Erykah slid the bands on her left ring finger. Might as well take them; they would be worth a few quid. She looked around the room. There ought to be more. Two decades of marriage and all it boiled down to was a half-filled handbag? But so much of what they had together was a display, for show. She felt no real emotion about any of it any more. The photos of her and Rab together: she didn’t want them wherever she went next. The stacks of books on the shelves and the bedside table? Well, there were always bookshops.

She had fantasised so many times about leaving, and in her fantasies Rab always let her go. But she knew that wasn’t what would really happen. He wouldn’t take her at her word – he would browbeat her into submission. He would demand ‘his say’, ranting about how she was lazy, reliant on him, took him for granted. How no one else would put up with her. How no one else would have done what he did, how no one would want someone with her background, her history. How he was the only reason anyone in Molesey accepted her. He heard the way other people talked behind her back, he would say, things they would never dream of saying to her face. And he was her only defender, he would claim, the one thing standing between her life now and social ruin. She had heard it all so many times before.

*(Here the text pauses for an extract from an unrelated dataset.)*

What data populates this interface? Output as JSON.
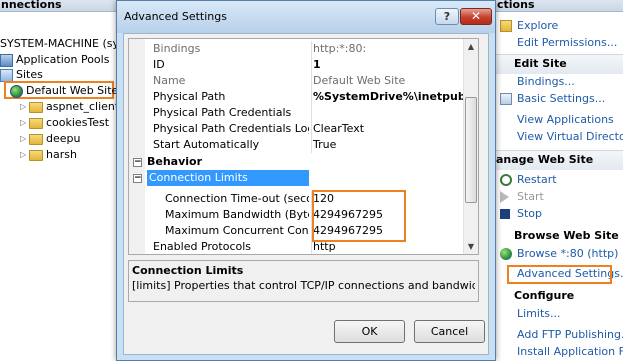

And the threat that came up most often? How, if she left, he would tell everyone the whole truth about her. A part of her believed him when he said these things. He had said the words so many times over the years, so convincingly, that she had started to see herself as the trash he insisted she was. ‘You and your Jeremy Kyle family,’ he said with disgust, and she felt it was the truth. His words had become part of her own head and her own heart. Even with a new life waiting, with a bag packed and Nicole in the river cottage along the towpath, would Erykah be able to forget it all, walk away that easily, and just be fine? She wasn’t sure.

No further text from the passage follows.